To me it is the opposite. Because long filters smear the time domain, making it shimmery and the highs are not anymore accurate (shimmering/diffuse blur), the clean bright razor sharp snappiness is gone (but I don’t mean harsh or grainy though - that would be a leaky filter)…
Both, too leaky filters, and also the long filter ringing gives me “digitus”, which is listening fatigue after a while. This is usually worst when combined with metal dome tweeters that have 20+ dB resonance peak around 25 kHz or so. In worst case I get tinnitus from that.

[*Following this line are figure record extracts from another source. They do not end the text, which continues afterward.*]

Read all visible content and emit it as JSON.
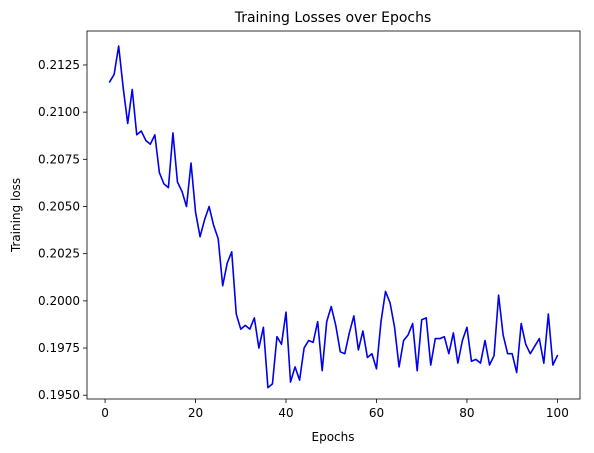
{
  "chart_data": {
    "type": "line",
    "title": "Training Losses over Epochs",
    "xlabel": "Epochs",
    "ylabel": "Training loss",
    "xlim": [
      -4,
      105
    ],
    "ylim": [
      0.1948,
      0.2143
    ],
    "xticks": [
      0,
      20,
      40,
      60,
      80,
      100
    ],
    "yticks": [
      0.195,
      0.1975,
      0.2,
      0.2025,
      0.205,
      0.2075,
      0.21,
      0.2125
    ],
    "xtick_labels": [
      "0",
      "20",
      "40",
      "60",
      "80",
      "100"
    ],
    "ytick_labels": [
      "0.1950",
      "0.1975",
      "0.2000",
      "0.2025",
      "0.2050",
      "0.2075",
      "0.2100",
      "0.2125"
    ],
    "grid": false,
    "line_color": "#0000ee",
    "series": [
      {
        "x": [
          1,
          2,
          3,
          4,
          5,
          6,
          7,
          8,
          9,
          10,
          11,
          12,
          13,
          14,
          15,
          16,
          17,
          18,
          19,
          20,
          21,
          22,
          23,
          24,
          25,
          26,
          27,
          28,
          29,
          30,
          31,
          32,
          33,
          34,
          35,
          36,
          37,
          38,
          39,
          40,
          41,
          42,
          43,
          44,
          45,
          46,
          47,
          48,
          49,
          50,
          51,
          52,
          53,
          54,
          55,
          56,
          57,
          58,
          59,
          60,
          61,
          62,
          63,
          64,
          65,
          66,
          67,
          68,
          69,
          70,
          71,
          72,
          73,
          74,
          75,
          76,
          77,
          78,
          79,
          80,
          81,
          82,
          83,
          84,
          85,
          86,
          87,
          88,
          89,
          90,
          91,
          92,
          93,
          94,
          95,
          96,
          97,
          98,
          99,
          100
        ],
        "values": [
          0.2116,
          0.212,
          0.2135,
          0.2113,
          0.2094,
          0.2112,
          0.2088,
          0.209,
          0.2085,
          0.2083,
          0.2088,
          0.2068,
          0.2062,
          0.206,
          0.2089,
          0.2063,
          0.2058,
          0.205,
          0.2073,
          0.2047,
          0.2034,
          0.2043,
          0.205,
          0.204,
          0.2033,
          0.2008,
          0.202,
          0.2026,
          0.1993,
          0.1985,
          0.1987,
          0.1985,
          0.1991,
          0.1975,
          0.1986,
          0.1954,
          0.1956,
          0.1981,
          0.1977,
          0.1994,
          0.1957,
          0.1965,
          0.1958,
          0.1975,
          0.1979,
          0.1978,
          0.1989,
          0.1963,
          0.1989,
          0.1997,
          0.1987,
          0.1973,
          0.1972,
          0.1983,
          0.1992,
          0.1974,
          0.1984,
          0.197,
          0.1972,
          0.1964,
          0.1989,
          0.2005,
          0.1999,
          0.1986,
          0.1965,
          0.1979,
          0.1982,
          0.1988,
          0.1963,
          0.199,
          0.1991,
          0.1966,
          0.198,
          0.198,
          0.1981,
          0.1972,
          0.1983,
          0.1967,
          0.1979,
          0.1986,
          0.1968,
          0.1969,
          0.1967,
          0.1979,
          0.1966,
          0.1971,
          0.2003,
          0.1982,
          0.1972,
          0.1972,
          0.1962,
          0.1988,
          0.1977,
          0.1972,
          0.1976,
          0.198,
          0.1967,
          0.1993,
          0.1966,
          0.1971
        ]
      }
    ]
  }
}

Most of the time I go with the defaults:
1x = poly-sinc-gauss-long (flat to 20 kHz and reaches -300 dB by 22.05 kHz)
Nx = poly-sinc-gauss-hires-lp
With either ASDM7EC-light or ASDM7EC-super modulator. Although for some cases I like also ASDM7EC-ul.
At one other forum I made listening test examples of filter ringing, by upsampling pulse transient from 6 kHz sampling rate to 48 kHz. This moves the ringing frequency to 3 kHz Nyquist from the RedBook’s regular 22.05 kHz and makes it 8x longer. So it is kind of “zoomed in” view to easily hear the effect.
The transient itself should sound a toneless “snap”, no particular frequency involved.
A very long linear phase filter sample: https://www.sonarnerd.net/tmp/long.flac
A medium length linear phase filter sample: https://www.sonarnerd.net/tmp/medium-lp.flac
A medium length minimum phase filter sample: https://www.sonarnerd.net/tmp/medium-mp.flac
A short linear phase filter sample: https://www.sonarnerd.net/tmp/short.flac
For RedBook, this ringing would have 22.05 kHz tone. For this example it is just moved down to 3 kHz and it is 8x longer so it is easier to hear.
If there’s another transient within the ringing period, the ringing gets amplified again. So in worst case it is constantly ongoing amplitude modulated tone, with amplitude modulated by the transients.